Back when I was 1/2 the man I am now, I regularly sailed year-round in Massachusetts using a two-piece neoprene drysuit called the Ronny Rollover, with no other insulation except for a hat, Glacier Gloves and cheap wetsuit boots. The coldest session was with air temps in the low 20s, water in the low thirties and wind out of the NW around 25.

At least the sun was out, and that made all the difference since each time a cloud rolled across I felt like I was in a blast freezer. Salt water ice formed on the sail and I stopped every few minutes to bash it off. It's pretty interesting to discover how a coating of ice destroy the sail's lift.

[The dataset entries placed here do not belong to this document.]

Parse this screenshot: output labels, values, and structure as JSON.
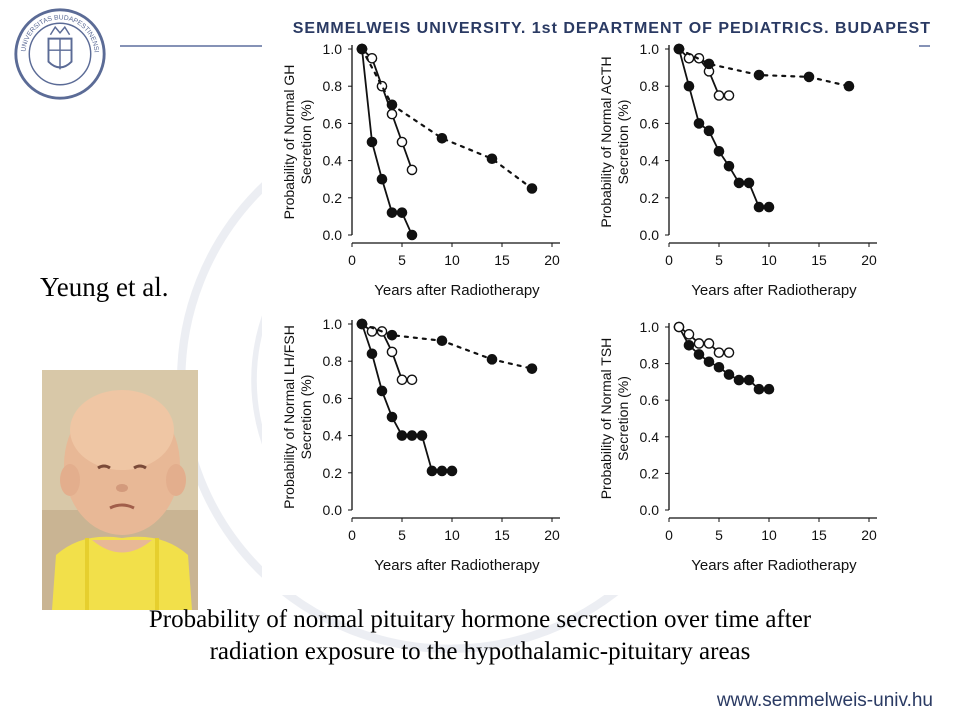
{
  "header": {
    "institution": "SEMMELWEIS UNIVERSITY, 1st DEPARTMENT OF PEDIATRICS, BUDAPEST",
    "seal_text": "UNIVERSITAS BUDAPESTINENSIS DE SEMMELWEIS NOMINATA 1769"
  },
  "author": "Yeung et al.",
  "caption": {
    "line1": "Probability of  normal pituitary hormone secrection over time after",
    "line2": "radiation exposure to the hypothalamic-pituitary areas"
  },
  "footer": {
    "url": "www.semmelweis-univ.hu"
  },
  "colors": {
    "header_text": "#2a3a63",
    "header_line": "#8592b6",
    "marker": "#111111"
  },
  "chart_data": [
    {
      "type": "line",
      "ylabel": "Probability of Normal GH Secretion (%)",
      "xlabel": "Years after Radiotherapy",
      "xlim": [
        0,
        20
      ],
      "ylim": [
        0,
        1.0
      ],
      "xticks": [
        "0",
        "5",
        "10",
        "15",
        "20"
      ],
      "yticks": [
        "0.0",
        "0.2",
        "0.4",
        "0.6",
        "0.8",
        "1.0"
      ],
      "series": [
        {
          "marker": "filled",
          "style": "solid",
          "x": [
            1,
            2,
            3,
            4,
            5,
            6
          ],
          "y": [
            1.0,
            0.5,
            0.3,
            0.12,
            0.12,
            0.0
          ]
        },
        {
          "marker": "open",
          "style": "solid",
          "x": [
            1,
            2,
            3,
            4,
            5,
            6
          ],
          "y": [
            1.0,
            0.95,
            0.8,
            0.65,
            0.5,
            0.35
          ]
        },
        {
          "marker": "filled",
          "style": "dotted",
          "x": [
            1,
            4,
            9,
            14,
            18
          ],
          "y": [
            1.0,
            0.7,
            0.52,
            0.41,
            0.25
          ]
        }
      ]
    },
    {
      "type": "line",
      "ylabel": "Probability of Normal ACTH Secretion (%)",
      "xlabel": "Years after Radiotherapy",
      "xlim": [
        0,
        20
      ],
      "ylim": [
        0,
        1.0
      ],
      "xticks": [
        "0",
        "5",
        "10",
        "15",
        "20"
      ],
      "yticks": [
        "0.0",
        "0.2",
        "0.4",
        "0.6",
        "0.8",
        "1.0"
      ],
      "series": [
        {
          "marker": "filled",
          "style": "solid",
          "x": [
            1,
            2,
            3,
            4,
            5,
            6,
            7,
            8,
            9,
            10
          ],
          "y": [
            1.0,
            0.8,
            0.6,
            0.56,
            0.45,
            0.37,
            0.28,
            0.28,
            0.15,
            0.15
          ]
        },
        {
          "marker": "open",
          "style": "solid",
          "x": [
            1,
            2,
            3,
            4,
            5,
            6
          ],
          "y": [
            1.0,
            0.95,
            0.95,
            0.88,
            0.75,
            0.75
          ]
        },
        {
          "marker": "filled",
          "style": "dotted",
          "x": [
            1,
            4,
            9,
            14,
            18
          ],
          "y": [
            1.0,
            0.92,
            0.86,
            0.85,
            0.8
          ]
        }
      ]
    },
    {
      "type": "line",
      "ylabel": "Probability of Normal LH/FSH Secretion (%)",
      "xlabel": "Years after Radiotherapy",
      "xlim": [
        0,
        20
      ],
      "ylim": [
        0,
        1.0
      ],
      "xticks": [
        "0",
        "5",
        "10",
        "15",
        "20"
      ],
      "yticks": [
        "0.0",
        "0.2",
        "0.4",
        "0.6",
        "0.8",
        "1.0"
      ],
      "series": [
        {
          "marker": "filled",
          "style": "solid",
          "x": [
            1,
            2,
            3,
            4,
            5,
            6,
            7,
            8,
            9,
            10
          ],
          "y": [
            1.0,
            0.84,
            0.64,
            0.5,
            0.4,
            0.4,
            0.4,
            0.21,
            0.21,
            0.21
          ]
        },
        {
          "marker": "open",
          "style": "solid",
          "x": [
            1,
            2,
            3,
            4,
            5,
            6
          ],
          "y": [
            1.0,
            0.96,
            0.96,
            0.85,
            0.7,
            0.7
          ]
        },
        {
          "marker": "filled",
          "style": "dotted",
          "x": [
            1,
            4,
            9,
            14,
            18
          ],
          "y": [
            1.0,
            0.94,
            0.91,
            0.81,
            0.76
          ]
        }
      ]
    },
    {
      "type": "line",
      "ylabel": "Probability of Normal TSH Secretion (%)",
      "xlabel": "Years after Radiotherapy",
      "xlim": [
        0,
        20
      ],
      "ylim": [
        0,
        1.0
      ],
      "xticks": [
        "0",
        "5",
        "10",
        "15",
        "20"
      ],
      "yticks": [
        "0.0",
        "0.2",
        "0.4",
        "0.6",
        "0.8",
        "1.0"
      ],
      "series": [
        {
          "marker": "filled",
          "style": "solid",
          "x": [
            1,
            2,
            3,
            4,
            5,
            6,
            7,
            8,
            9,
            10
          ],
          "y": [
            1.0,
            0.9,
            0.85,
            0.81,
            0.78,
            0.74,
            0.71,
            0.71,
            0.66,
            0.66
          ]
        },
        {
          "marker": "open",
          "style": "solid",
          "x": [
            1,
            2,
            3,
            4,
            5,
            6
          ],
          "y": [
            1.0,
            0.96,
            0.91,
            0.91,
            0.86,
            0.86
          ]
        }
      ]
    }
  ]
}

A few years later I sailed during the winter using a Bare neoprene drysuit. The sensation of greater discomfort was palpable. I then purchased a Bare Polar Heat and enjoyed years of cold water-air conditions. The Bare was a hybrid consisting of a 6mm pant sewn to a 4mm farmer john top and welded at the waist to a "bag" top with latex seals. That Bare also included a fleece shirt that fit perfectly inside the top. I'd never felt so warm while dodging winter stakes.

Others feel that the new bag-style suits are even better because you can wear as much as you want underneath. Maybe the gain in leg flexibility is worth the expense of a new-style suit? Not for me, at least any longer as my winter windsurfing is now limited to beaches where palm trees are in sight!